Are you running DHCP on your network? There is a good chance that you are. Make sure you’re protected against the exploit in CVE-2021-25217.
DHCP is a critical network component that had a vulnerability publicly reported on the 26th of May, which offered a possible remote exploit opportunity to malicious actors.
According to the report, the flaw is present in versions 4.1-ESV-R1 up to 4.1-ESV-R16, 4.4.0 up to 4.4.2. Previous, lower versions in the 4.0.x and 4.3.x series are also affected but are out of official vendor support.
TuxCare’s Extended Lifecycle Support Team prepared and started delivering patches for this vulnerability for all Linux distributions covered by the service.

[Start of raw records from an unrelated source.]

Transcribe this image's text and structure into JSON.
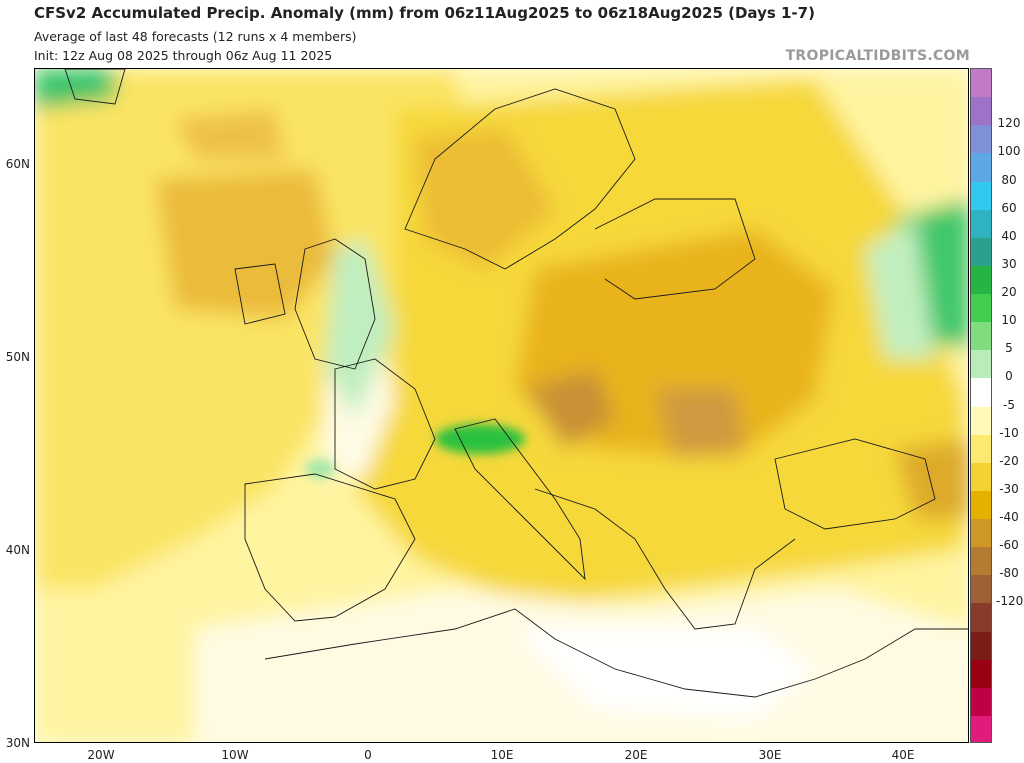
{
  "header": {
    "title": "CFSv2 Accumulated Precip. Anomaly (mm) from 06z11Aug2025 to 06z18Aug2025 (Days 1-7)",
    "subtitle1": "Average of last 48 forecasts (12 runs x 4 members)",
    "subtitle2": "Init: 12z Aug 08 2025 through 06z Aug 11 2025",
    "brand": "TROPICALTIDBITS.COM"
  },
  "axes": {
    "lat_labels": [
      "60N",
      "50N",
      "40N",
      "30N"
    ],
    "lon_labels": [
      "20W",
      "10W",
      "0",
      "10E",
      "20E",
      "30E",
      "40E"
    ]
  },
  "colorbar": {
    "labels": [
      "120",
      "100",
      "80",
      "60",
      "40",
      "30",
      "20",
      "10",
      "5",
      "0",
      "-5",
      "-10",
      "-20",
      "-30",
      "-40",
      "-60",
      "-80",
      "-120"
    ],
    "colors": [
      "#c07ac6",
      "#9e72c8",
      "#7f8fd8",
      "#5da8e4",
      "#33c8f0",
      "#2fb3c0",
      "#2aa18c",
      "#26b545",
      "#43cd4c",
      "#7fdc7f",
      "#b8ecb8",
      "#ffffff",
      "#fff8b8",
      "#fbe970",
      "#f3d233",
      "#e6b000",
      "#cf9628",
      "#b47c33",
      "#9c6136",
      "#8a3a28",
      "#7a1d16",
      "#990014",
      "#c00044",
      "#e21a7a"
    ]
  }
}
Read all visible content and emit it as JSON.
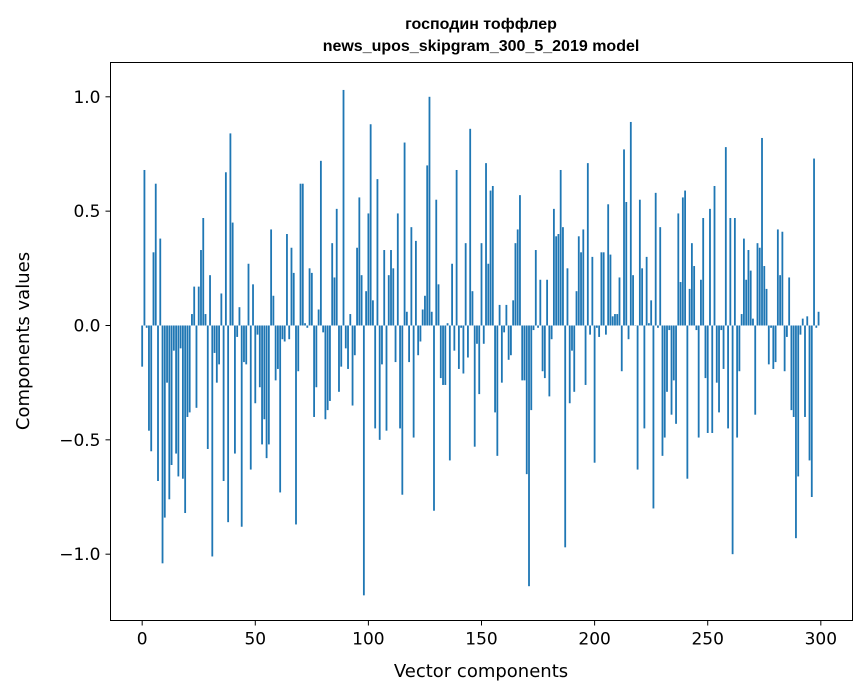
{
  "chart_data": {
    "type": "bar",
    "title": "господин тоффлер",
    "subtitle": "news_upos_skipgram_300_5_2019 model",
    "xlabel": "Vector components",
    "ylabel": "Components values",
    "xlim": [
      -14,
      314
    ],
    "ylim": [
      -1.29,
      1.15
    ],
    "xticks": [
      0,
      50,
      100,
      150,
      200,
      250,
      300
    ],
    "xtick_labels": [
      "0",
      "50",
      "100",
      "150",
      "200",
      "250",
      "300"
    ],
    "yticks": [
      -1.0,
      -0.5,
      0.0,
      0.5,
      1.0
    ],
    "ytick_labels": [
      "−1.0",
      "−0.5",
      "0.0",
      "0.5",
      "1.0"
    ],
    "grid": false,
    "color": "#1f77b4",
    "values": [
      -0.18,
      0.68,
      -0.01,
      -0.46,
      -0.55,
      0.32,
      0.62,
      -0.68,
      0.38,
      -1.04,
      -0.84,
      -0.25,
      -0.76,
      -0.61,
      -0.11,
      -0.56,
      -0.66,
      -0.1,
      -0.67,
      -0.82,
      -0.4,
      -0.38,
      0.05,
      0.17,
      -0.36,
      0.17,
      0.33,
      0.47,
      0.05,
      -0.54,
      0.22,
      -1.01,
      -0.12,
      -0.25,
      -0.17,
      0.14,
      -0.68,
      0.67,
      -0.86,
      0.84,
      0.45,
      -0.56,
      -0.05,
      0.08,
      -0.88,
      -0.16,
      -0.17,
      0.27,
      -0.63,
      0.18,
      -0.34,
      -0.04,
      -0.27,
      -0.52,
      -0.41,
      -0.58,
      -0.52,
      0.42,
      0.13,
      -0.24,
      -0.19,
      -0.73,
      -0.06,
      -0.07,
      0.4,
      -0.06,
      0.34,
      0.23,
      -0.87,
      -0.2,
      0.62,
      0.62,
      0.01,
      -0.01,
      0.25,
      0.23,
      -0.4,
      -0.27,
      0.07,
      0.72,
      -0.03,
      -0.41,
      -0.37,
      -0.33,
      0.36,
      0.21,
      0.51,
      -0.29,
      -0.18,
      1.03,
      -0.1,
      -0.19,
      0.05,
      -0.35,
      -0.13,
      0.34,
      0.56,
      0.22,
      -1.18,
      0.15,
      0.49,
      0.88,
      0.11,
      -0.45,
      0.64,
      -0.5,
      -0.17,
      0.33,
      -0.46,
      0.22,
      0.33,
      0.25,
      -0.16,
      0.49,
      -0.45,
      -0.74,
      0.8,
      0.06,
      -0.16,
      0.43,
      -0.49,
      0.37,
      -0.13,
      -0.07,
      0.07,
      0.13,
      0.7,
      1.0,
      0.06,
      -0.81,
      0.55,
      0.18,
      -0.23,
      -0.26,
      -0.26,
      0.01,
      -0.59,
      0.27,
      -0.11,
      0.68,
      -0.19,
      -0.01,
      -0.21,
      0.36,
      -0.14,
      0.86,
      0.15,
      -0.53,
      -0.08,
      -0.3,
      0.36,
      -0.08,
      0.71,
      0.27,
      0.59,
      0.61,
      -0.38,
      -0.57,
      0.09,
      -0.25,
      -0.03,
      0.09,
      -0.15,
      -0.13,
      0.11,
      0.36,
      0.42,
      0.57,
      -0.24,
      -0.24,
      -0.65,
      -1.14,
      -0.37,
      -0.02,
      0.33,
      -0.01,
      0.2,
      -0.2,
      -0.23,
      0.2,
      -0.31,
      -0.06,
      0.51,
      0.39,
      0.4,
      0.68,
      0.43,
      -0.97,
      0.25,
      -0.34,
      -0.11,
      -0.29,
      0.15,
      0.39,
      0.32,
      0.42,
      -0.26,
      0.71,
      -0.04,
      0.3,
      -0.6,
      -0.01,
      -0.05,
      0.32,
      0.32,
      -0.04,
      0.53,
      0.31,
      0.04,
      0.05,
      0.05,
      0.21,
      -0.2,
      0.77,
      0.54,
      -0.06,
      0.89,
      0.22,
      0.0,
      -0.63,
      0.55,
      0.25,
      -0.45,
      0.3,
      0.01,
      0.11,
      -0.8,
      0.58,
      -0.01,
      0.43,
      -0.57,
      -0.49,
      -0.29,
      -0.02,
      -0.39,
      -0.24,
      -0.43,
      0.49,
      0.19,
      0.56,
      0.59,
      -0.67,
      0.16,
      0.36,
      0.26,
      -0.02,
      -0.49,
      0.2,
      0.47,
      -0.23,
      -0.47,
      0.51,
      -0.47,
      0.61,
      -0.25,
      -0.38,
      -0.02,
      -0.19,
      0.78,
      -0.45,
      0.47,
      -1.0,
      0.47,
      -0.49,
      -0.2,
      0.05,
      0.38,
      0.2,
      0.33,
      0.24,
      0.03,
      -0.39,
      0.36,
      0.34,
      0.82,
      0.26,
      0.16,
      -0.17,
      -0.01,
      -0.19,
      -0.16,
      0.42,
      0.22,
      0.41,
      -0.2,
      -0.05,
      0.21,
      -0.37,
      -0.4,
      -0.93,
      -0.66,
      -0.04,
      0.03,
      -0.4,
      0.04,
      -0.59,
      -0.75,
      0.73,
      -0.01,
      0.06
    ]
  }
}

Patches were made available the same day that the vulnerability was publicly disclosed.
Both the dhcp server, called dhcpd, and the dhcp client, called dhclient, are vulnerable.
The code used to read and parse stored leases, a term that describes an IP/MAC address pair that has been assigned by dhcp, contains a flaw. This flaw could be exploited to cause several possible effects like Denial-of-Service of the server, lease deletion which could cause an IP to be reassigned and create an address conflict in the network, or even a dhcp client crash.
The different possible results come from the component being attacked (the server or the client), which specific flags were used when compiling the DHCP code (-fstack-protection-strong), and the architecture used (32 bit or 64 bit).
There are some nuances to the possible outcomes, but none of them significantly improves the situation to a point where this flaw could be ignored. It is advisable to patch or upgrade as soon as possible to reduce the risk. More details can be found on the ISC page for the vulnerability here.
No publicly available exploit code is currently known, but a proof-of-concept has been used privately to test and validate the fixes.